Bhubaneswar: The time has come to focus on the Indian Knowledge System (IKS), developed by scholars over centuries, and make it part of public discourse, professed two eminent academicians said at the Siksha ‘O’ Anusandhan (SOA), a Deemed to be University, here on Saturday.
“IKS offers an alternative paradigm and it must be brought to the mainstream academia,” Prof. Anuradha Choudry, Humanities and Social Sciences professor, IIT-Kharagpur, said.
Prof. Choudry and Prof. Richa Chopra, former Founding Head-in charge, Department of Contemplative and Behaviourial Sciences, Sri Sri University, were interacting with SOA’s top brass at a meeting to discuss induction of IKS in the education system.
Prof. Choudry observed that India had been carrying an academic legacy for nearly 200 years, which implied that non-Western societies had hardly any knowledge to offer as they had little or no regard for Indian knowledge.
“The question is, how do we allow our youth to get the awareness back?” Prof. Choudry said.
Prof.

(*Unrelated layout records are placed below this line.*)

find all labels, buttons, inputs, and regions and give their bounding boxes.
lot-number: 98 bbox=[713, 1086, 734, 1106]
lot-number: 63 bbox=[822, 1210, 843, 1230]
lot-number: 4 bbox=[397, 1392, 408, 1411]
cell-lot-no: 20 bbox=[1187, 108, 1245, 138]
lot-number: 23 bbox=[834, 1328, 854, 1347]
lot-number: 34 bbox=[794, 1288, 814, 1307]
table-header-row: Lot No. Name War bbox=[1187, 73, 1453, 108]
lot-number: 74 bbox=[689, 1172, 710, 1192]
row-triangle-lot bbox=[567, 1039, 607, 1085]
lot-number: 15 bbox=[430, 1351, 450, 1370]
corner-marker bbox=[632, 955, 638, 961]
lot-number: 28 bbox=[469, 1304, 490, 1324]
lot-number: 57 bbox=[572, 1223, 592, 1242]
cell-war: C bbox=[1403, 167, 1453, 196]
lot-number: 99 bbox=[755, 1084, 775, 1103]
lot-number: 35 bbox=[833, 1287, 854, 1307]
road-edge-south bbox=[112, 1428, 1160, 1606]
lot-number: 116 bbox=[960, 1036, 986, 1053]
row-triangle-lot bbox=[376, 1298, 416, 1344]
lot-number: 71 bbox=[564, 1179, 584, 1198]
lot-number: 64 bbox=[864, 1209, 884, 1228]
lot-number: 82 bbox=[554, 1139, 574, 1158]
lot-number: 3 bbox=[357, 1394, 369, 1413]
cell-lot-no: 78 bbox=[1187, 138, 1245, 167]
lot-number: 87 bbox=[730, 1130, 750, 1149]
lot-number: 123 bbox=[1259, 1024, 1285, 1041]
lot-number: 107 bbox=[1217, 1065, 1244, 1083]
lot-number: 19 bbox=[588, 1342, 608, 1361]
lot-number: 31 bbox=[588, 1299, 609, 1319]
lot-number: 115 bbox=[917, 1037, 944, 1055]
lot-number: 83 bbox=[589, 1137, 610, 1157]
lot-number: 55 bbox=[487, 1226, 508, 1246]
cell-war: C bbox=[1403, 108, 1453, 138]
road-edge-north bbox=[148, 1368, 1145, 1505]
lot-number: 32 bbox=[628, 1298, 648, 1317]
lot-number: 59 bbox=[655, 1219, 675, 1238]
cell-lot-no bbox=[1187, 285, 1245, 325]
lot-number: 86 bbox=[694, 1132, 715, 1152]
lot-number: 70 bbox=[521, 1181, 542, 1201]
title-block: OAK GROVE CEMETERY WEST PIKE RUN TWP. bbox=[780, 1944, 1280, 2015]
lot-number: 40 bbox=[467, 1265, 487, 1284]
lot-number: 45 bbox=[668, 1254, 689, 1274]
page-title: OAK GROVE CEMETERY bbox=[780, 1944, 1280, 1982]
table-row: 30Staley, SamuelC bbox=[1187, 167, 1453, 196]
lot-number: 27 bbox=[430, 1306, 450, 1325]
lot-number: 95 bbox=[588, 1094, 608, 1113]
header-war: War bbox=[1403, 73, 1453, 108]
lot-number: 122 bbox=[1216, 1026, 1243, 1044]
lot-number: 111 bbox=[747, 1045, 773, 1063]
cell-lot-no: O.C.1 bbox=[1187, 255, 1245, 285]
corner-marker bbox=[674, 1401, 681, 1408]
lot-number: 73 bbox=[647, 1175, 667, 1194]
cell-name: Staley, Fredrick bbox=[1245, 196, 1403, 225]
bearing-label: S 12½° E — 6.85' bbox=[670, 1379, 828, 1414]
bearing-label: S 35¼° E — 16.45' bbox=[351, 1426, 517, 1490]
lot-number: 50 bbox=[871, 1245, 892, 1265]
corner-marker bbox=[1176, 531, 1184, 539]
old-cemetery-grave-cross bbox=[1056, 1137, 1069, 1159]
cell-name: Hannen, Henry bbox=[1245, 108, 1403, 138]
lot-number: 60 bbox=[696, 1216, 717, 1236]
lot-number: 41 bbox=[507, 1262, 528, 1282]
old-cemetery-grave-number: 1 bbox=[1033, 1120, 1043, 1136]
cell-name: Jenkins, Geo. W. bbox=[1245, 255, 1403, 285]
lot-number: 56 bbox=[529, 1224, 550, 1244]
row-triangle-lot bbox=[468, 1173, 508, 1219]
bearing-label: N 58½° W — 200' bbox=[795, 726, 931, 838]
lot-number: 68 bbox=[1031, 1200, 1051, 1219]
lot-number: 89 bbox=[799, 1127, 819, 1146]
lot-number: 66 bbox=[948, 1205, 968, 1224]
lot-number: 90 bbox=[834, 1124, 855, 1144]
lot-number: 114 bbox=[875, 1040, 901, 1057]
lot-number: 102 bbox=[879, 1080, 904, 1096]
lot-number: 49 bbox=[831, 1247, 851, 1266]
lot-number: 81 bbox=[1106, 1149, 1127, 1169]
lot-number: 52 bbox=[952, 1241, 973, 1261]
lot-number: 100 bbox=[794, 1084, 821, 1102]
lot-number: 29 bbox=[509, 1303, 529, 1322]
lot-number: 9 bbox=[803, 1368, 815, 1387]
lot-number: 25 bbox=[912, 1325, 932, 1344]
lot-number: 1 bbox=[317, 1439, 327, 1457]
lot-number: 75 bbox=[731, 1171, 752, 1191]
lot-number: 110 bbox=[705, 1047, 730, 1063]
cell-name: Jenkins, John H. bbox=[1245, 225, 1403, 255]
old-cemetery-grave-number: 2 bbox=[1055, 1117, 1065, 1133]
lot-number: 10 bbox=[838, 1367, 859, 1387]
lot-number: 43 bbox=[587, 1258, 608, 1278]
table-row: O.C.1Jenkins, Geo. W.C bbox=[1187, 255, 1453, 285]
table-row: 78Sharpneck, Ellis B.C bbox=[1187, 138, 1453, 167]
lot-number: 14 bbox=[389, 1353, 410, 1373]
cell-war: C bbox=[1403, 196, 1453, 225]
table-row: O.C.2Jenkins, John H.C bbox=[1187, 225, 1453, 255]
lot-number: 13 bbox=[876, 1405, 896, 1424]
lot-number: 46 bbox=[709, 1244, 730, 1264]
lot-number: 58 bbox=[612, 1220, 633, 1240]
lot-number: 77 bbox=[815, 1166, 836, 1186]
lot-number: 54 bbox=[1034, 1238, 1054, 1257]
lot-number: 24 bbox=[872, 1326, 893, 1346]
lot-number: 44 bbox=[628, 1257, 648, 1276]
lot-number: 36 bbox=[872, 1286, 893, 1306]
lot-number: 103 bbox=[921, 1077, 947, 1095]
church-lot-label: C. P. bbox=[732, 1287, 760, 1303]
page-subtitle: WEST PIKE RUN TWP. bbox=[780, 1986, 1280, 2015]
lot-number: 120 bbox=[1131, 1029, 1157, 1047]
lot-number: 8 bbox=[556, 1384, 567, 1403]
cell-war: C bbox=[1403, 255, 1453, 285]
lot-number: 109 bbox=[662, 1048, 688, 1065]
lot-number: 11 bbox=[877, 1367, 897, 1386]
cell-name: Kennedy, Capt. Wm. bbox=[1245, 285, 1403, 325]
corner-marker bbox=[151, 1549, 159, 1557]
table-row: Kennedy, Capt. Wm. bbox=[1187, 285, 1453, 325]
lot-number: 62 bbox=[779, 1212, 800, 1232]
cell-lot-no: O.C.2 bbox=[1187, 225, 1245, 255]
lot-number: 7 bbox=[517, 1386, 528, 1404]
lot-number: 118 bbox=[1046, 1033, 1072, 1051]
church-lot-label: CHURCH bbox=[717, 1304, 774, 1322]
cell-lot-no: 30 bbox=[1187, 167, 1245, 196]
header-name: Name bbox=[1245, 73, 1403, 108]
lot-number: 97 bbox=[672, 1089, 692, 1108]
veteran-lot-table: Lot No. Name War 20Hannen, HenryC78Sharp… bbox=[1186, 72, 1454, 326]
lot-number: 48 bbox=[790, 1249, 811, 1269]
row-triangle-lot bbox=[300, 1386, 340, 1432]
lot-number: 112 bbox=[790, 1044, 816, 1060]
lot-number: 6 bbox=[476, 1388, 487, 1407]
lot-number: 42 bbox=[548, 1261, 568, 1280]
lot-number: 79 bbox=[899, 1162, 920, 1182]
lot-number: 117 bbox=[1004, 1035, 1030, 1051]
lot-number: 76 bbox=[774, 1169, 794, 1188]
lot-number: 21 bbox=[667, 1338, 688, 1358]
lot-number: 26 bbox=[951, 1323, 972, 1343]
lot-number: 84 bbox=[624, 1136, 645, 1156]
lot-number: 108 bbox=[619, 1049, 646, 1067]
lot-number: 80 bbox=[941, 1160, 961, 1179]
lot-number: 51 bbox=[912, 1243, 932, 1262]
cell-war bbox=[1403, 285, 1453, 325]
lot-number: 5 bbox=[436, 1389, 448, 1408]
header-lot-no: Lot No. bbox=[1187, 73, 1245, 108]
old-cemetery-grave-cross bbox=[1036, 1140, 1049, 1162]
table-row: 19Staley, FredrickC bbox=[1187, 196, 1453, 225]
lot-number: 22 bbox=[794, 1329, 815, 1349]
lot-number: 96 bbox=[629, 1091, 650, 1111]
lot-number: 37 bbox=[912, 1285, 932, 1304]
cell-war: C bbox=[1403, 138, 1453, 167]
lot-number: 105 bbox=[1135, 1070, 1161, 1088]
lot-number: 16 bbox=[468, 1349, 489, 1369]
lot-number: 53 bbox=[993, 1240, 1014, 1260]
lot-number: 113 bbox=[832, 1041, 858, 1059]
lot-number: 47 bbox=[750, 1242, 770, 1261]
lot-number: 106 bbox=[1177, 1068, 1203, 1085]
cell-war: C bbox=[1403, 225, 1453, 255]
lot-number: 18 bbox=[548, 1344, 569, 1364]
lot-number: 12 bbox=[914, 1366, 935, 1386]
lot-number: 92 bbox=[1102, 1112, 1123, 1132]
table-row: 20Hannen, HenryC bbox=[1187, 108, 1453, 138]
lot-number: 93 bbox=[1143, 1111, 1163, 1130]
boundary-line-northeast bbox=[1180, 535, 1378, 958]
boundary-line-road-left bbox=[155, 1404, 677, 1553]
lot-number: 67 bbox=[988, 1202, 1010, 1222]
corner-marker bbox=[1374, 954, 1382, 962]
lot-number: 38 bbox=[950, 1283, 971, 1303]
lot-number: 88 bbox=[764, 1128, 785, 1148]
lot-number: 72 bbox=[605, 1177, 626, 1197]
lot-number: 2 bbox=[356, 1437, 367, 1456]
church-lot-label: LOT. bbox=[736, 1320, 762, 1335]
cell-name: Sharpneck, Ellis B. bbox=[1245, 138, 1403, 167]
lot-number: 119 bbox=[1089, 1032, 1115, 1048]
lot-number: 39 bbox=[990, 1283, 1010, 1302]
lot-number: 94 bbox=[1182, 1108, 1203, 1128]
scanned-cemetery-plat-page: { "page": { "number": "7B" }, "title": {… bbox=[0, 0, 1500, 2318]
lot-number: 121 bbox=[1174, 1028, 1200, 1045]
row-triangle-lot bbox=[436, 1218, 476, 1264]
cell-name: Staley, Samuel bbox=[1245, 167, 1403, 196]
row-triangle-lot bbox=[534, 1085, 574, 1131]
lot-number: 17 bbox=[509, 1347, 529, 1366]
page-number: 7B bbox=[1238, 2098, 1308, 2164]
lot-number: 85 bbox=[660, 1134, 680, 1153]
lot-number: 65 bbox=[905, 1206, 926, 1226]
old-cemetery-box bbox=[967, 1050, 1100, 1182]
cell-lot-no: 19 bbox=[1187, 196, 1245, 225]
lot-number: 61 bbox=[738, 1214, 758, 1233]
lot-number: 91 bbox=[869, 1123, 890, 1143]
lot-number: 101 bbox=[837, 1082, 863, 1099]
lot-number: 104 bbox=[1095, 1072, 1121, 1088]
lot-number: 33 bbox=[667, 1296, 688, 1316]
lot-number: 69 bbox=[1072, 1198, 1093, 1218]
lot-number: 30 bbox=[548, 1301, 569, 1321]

Choudry said the New Education Policy 2020, advocated curricular integration of essential subjects, skills and capacities, focused on knowledge from ancient India and its contribution to the modern society, its successes and challenges and a clear sense of India’s future aspirations with regard to areas like education, health and environment in an accurate and scientific manner throughout the school curriculum wherever relevant.
SOA, Prof. Chopra suggested, could adopt an Odisha specific approach in this context and set up a Centre for IKS to locate the missing links in different disciplines and find out what was happening in the yesteryears while providing research scope to foreign students in IKS.
Prof. Choudry further said the New Education Policy 2020 (NEP 2020) has advocated curricular integration of essential subjects, skills and capacities, focus on knowledge from ancient India and its contribution to the modern society, its successes and challenges and a sense of India’s future aspirations in areas like education, health and environment in an accurate and scientific manner throughout the school curriculum, wherever relevant.
She suggested that SOA could adopt an Odisha-specific approach in this context and set up a Centre for IKS to trace missing links in different disciplines and provide research scope to foreign students.
The SOA Centre for Preservation, Propagation and Restoration of Ancient Culture and Heritage of India (PPRACHIN) — an initiative to address critical issues of conservation — has plans to set up a Centre of Excellence for Indian Knowledge Systems.
The meeting, chaired by SOA Vice-Chancellor Prof. Ashok Kumar Mahapatra, was attended by, among others, SOA Advisory Board Chairman Prof. Damodar Acharya, academician and SOA’s Chief Consultant Prof. R.P. Mohanty, Pro-Vice Chancellor Prof. P.K.Nanda, Controller of Examination Prof. Manjula Das, Dean (Students’ Welfare) Prof. Jyoti Ranjan Das and Deans of different faculties.